An overlooked cause of the Great Depression is the move from agriculture to industry as a source of employment. In the USA, something like 25% of the population transitioned from being farmers to being factory workers in a decade or so, and the great depression was, in part, the working out of the readjustment of the economy to so large a fraction of the population changing occupations.
Something that was just pointed out in a TIK video (BankWars Episode 1) was that during World War 1 governments created a massive quantity of weapons and in order to do so paid large wages for factory workers (in arms industries) while hurting the price of farm goods. This was a significant stimulus to people moving off of farms and into factories during this time. I’m not sure—I need to do more research—that this happened as much in the USA as in Europe, but this is an intriguing piece of the puzzle to fit in.

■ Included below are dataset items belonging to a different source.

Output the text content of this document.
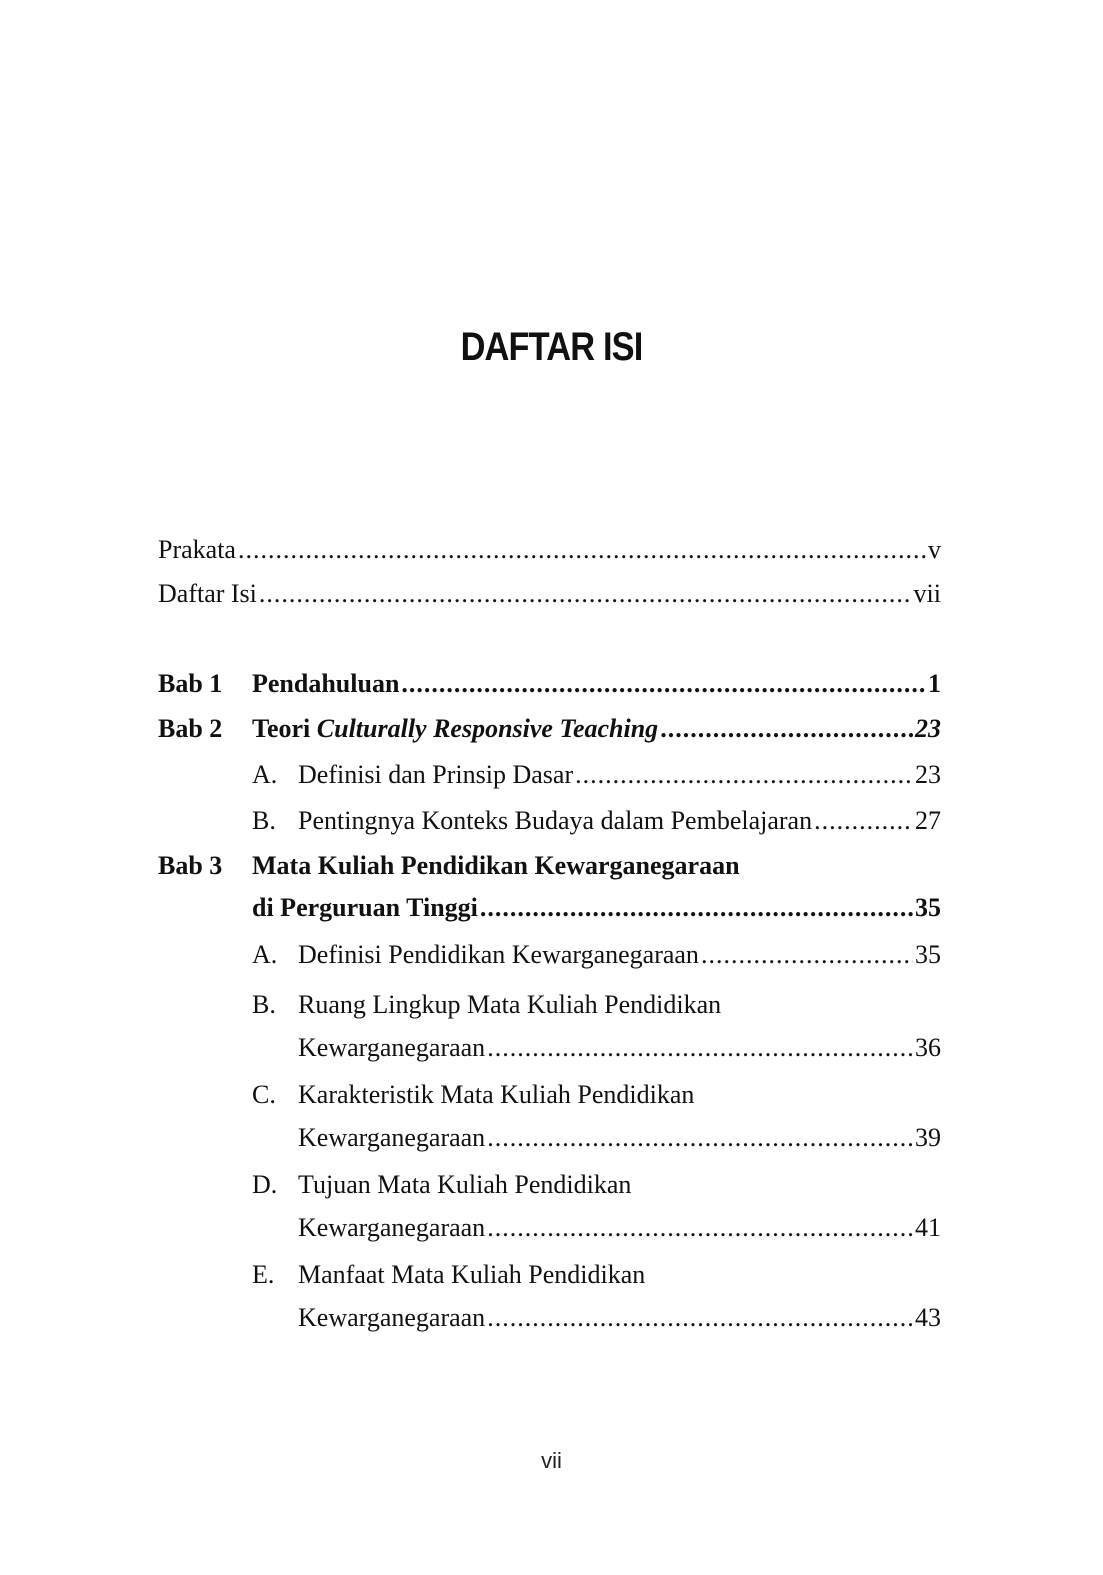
DAFTAR ISI
Prakata .....	v
Daftar Isi .....	vii
Bab 1	Pendahuluan .....	1
Bab 2	Teori Culturally Responsive Teaching .....	23
A. Definisi dan Prinsip Dasar .....	23
B. Pentingnya Konteks Budaya dalam Pembelajaran .....	27
Bab 3	Mata Kuliah Pendidikan Kewarganegaraan
di Perguruan Tinggi .....	35
A. Definisi Pendidikan Kewarganegaraan .....	35
B. Ruang Lingkup Mata Kuliah Pendidikan
Kewarganegaraan .....	36
C. Karakteristik Mata Kuliah Pendidikan
Kewarganegaraan .....	39
D. Tujuan Mata Kuliah Pendidikan
Kewarganegaraan .....	41
E. Manfaat Mata Kuliah Pendidikan
Kewarganegaraan .....	43
vii
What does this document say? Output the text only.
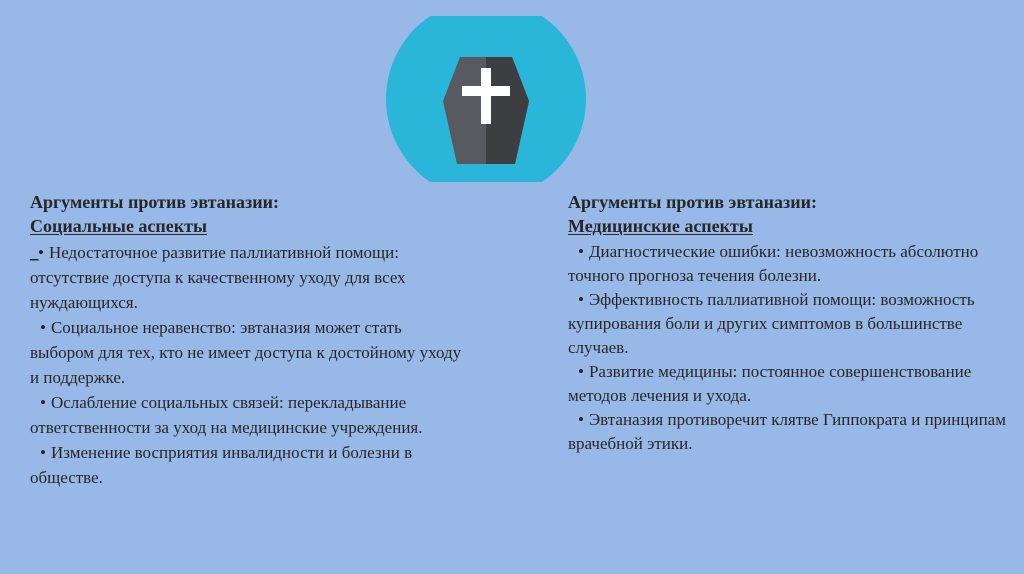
Аргументы против эвтаназии:
Социальные аспекты
_• Недостаточное развитие паллиативной помощи: отсутствие доступа к качественному уходу для всех нуждающихся.
• Социальное неравенство: эвтаназия может стать выбором для тех, кто не имеет доступа к достойному уходу и поддержке.
• Ослабление социальных связей: перекладывание ответственности за уход на медицинские учреждения.
• Изменение восприятия инвалидности и болезни в обществе.
Аргументы против эвтаназии:
Медицинские аспекты
• Диагностические ошибки: невозможность абсолютно точного прогноза течения болезни.
• Эффективность паллиативной помощи: возможность купирования боли и других симптомов в большинстве случаев.
• Развитие медицины: постоянное совершенствование методов лечения и ухода.
• Эвтаназия противоречит клятве Гиппократа и принципам врачебной этики.
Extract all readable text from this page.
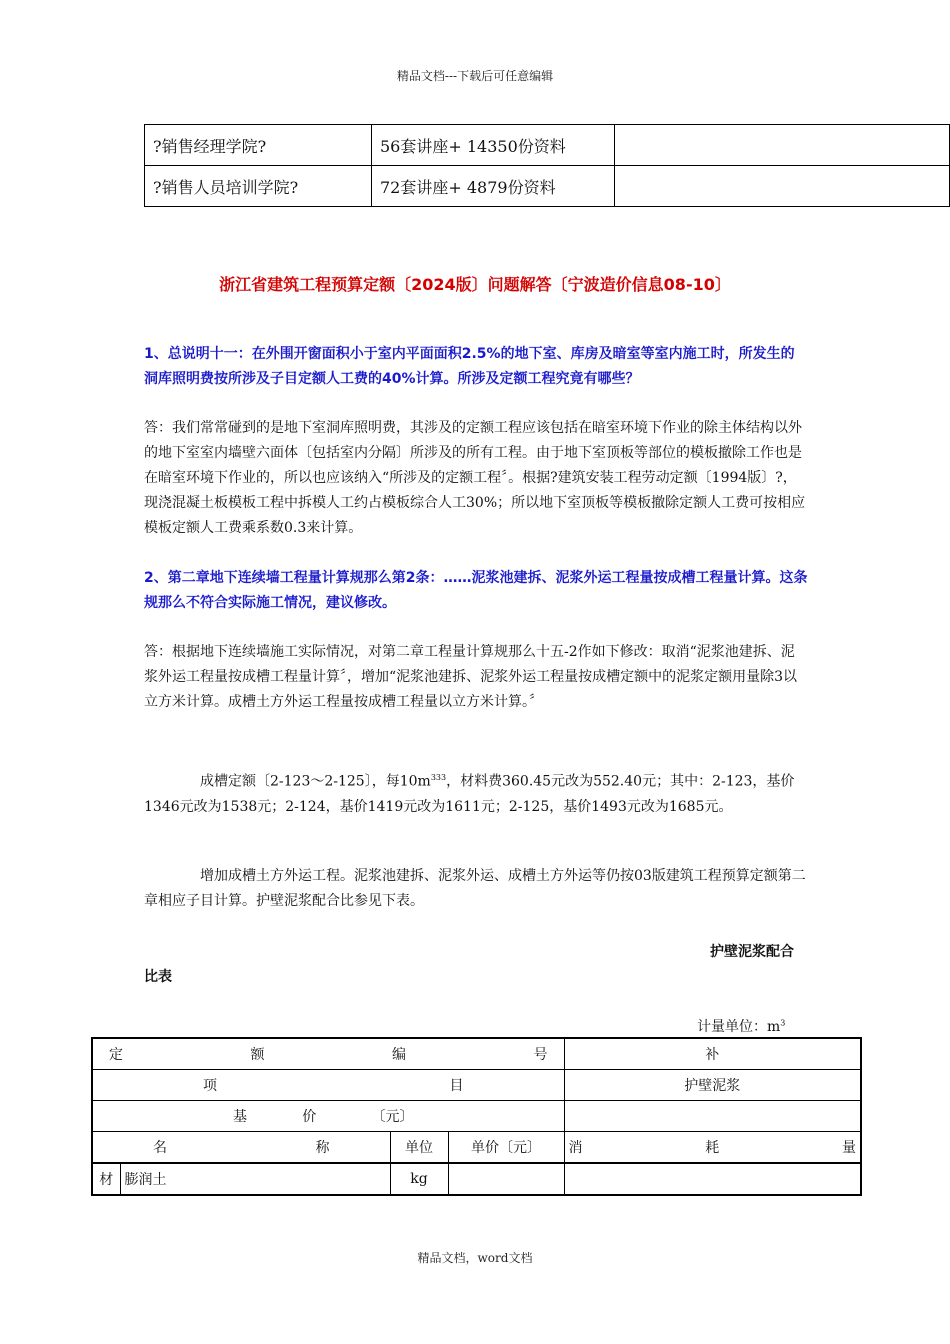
精品文档---下载后可任意编辑
?销售经理学院?	56套讲座+ 14350份资料	
?销售人员培训学院?	72套讲座+ 4879份资料	
浙江省建筑工程预算定额〔2024版〕问题解答〔宁波造价信息08-10〕
1、总说明十一：在外围开窗面积小于室内平面面积2.5%的地下室、库房及暗室等室内施工时，所发生的洞库照明费按所涉及子目定额人工费的40%计算。所涉及定额工程究竟有哪些？
答：我们常常碰到的是地下室洞库照明费，其涉及的定额工程应该包括在暗室环境下作业的除主体结构以外的地下室室内墙壁六面体〔包括室内分隔〕所涉及的所有工程。由于地下室顶板等部位的模板撤除工作也是在暗室环境下作业的，所以也应该纳入“所涉及的定额工程〞。根据?建筑安装工程劳动定额〔1994版〕?，现浇混凝土板模板工程中拆模人工约占模板综合人工30%；所以地下室顶板等模板撤除定额人工费可按相应模板定额人工费乘系数0.3来计算。
2、第二章地下连续墙工程量计算规那么第2条：……泥浆池建拆、泥浆外运工程量按成槽工程量计算。这条规那么不符合实际施工情况，建议修改。
答：根据地下连续墙施工实际情况，对第二章工程量计算规那么十五-2作如下修改：取消“泥浆池建拆、泥浆外运工程量按成槽工程量计算〞，增加“泥浆池建拆、泥浆外运工程量按成槽定额中的泥浆定额用量除3以立方米计算。成槽土方外运工程量按成槽工程量以立方米计算。〞
成槽定额〔2-123～2-125〕，每$10m^{333}$，材料费360.45元改为552.40元；其中：2-123，基价1346元改为1538元；2-124，基价1419元改为1611元；2-125，基价1493元改为1685元。
增加成槽土方外运工程。泥浆池建拆、泥浆外运、成槽土方外运等仍按03版建筑工程预算定额第二章相应子目计算。护壁泥浆配合比参见下表。
护壁泥浆配合
比表
计量单位：$m^3$
定 额 编 号				补

项 目				护壁泥浆

基 价 〔元〕				

名 称		单位	单价〔元〕	消 耗 量

材	膨润土	kg		
精品文档，word文档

I had mainly attributed this move to falling prices for farm goods due to an increase in efficiency due to mechanization (things like large, powerful diesel powered tractors, for example). I’ve no doubt that this is a significant part of the move, as further mechanization of farming has resulted in even more people moving out of the farming sector while more food is being produced in the US than ever. (It’s been more than a few years since I last looked it up, but I believe that only about 5% of the population of the US works in agriculture.)
However, this transition being massively speeded up by government interference would certainly help to explain it happening so quickly as to cause a great depression (which had, at its peak, something like 25% unemployment). The timing is a little iffy for this; the great depression began in the late 1920s while the great depression ended in 1918. I really need to do more research to see if this actually fits in. (Another place I need to look is how things were going in Europe because the Great Depression was a worldwide phenomenon with interlocking problems caused by international trade collapsing.)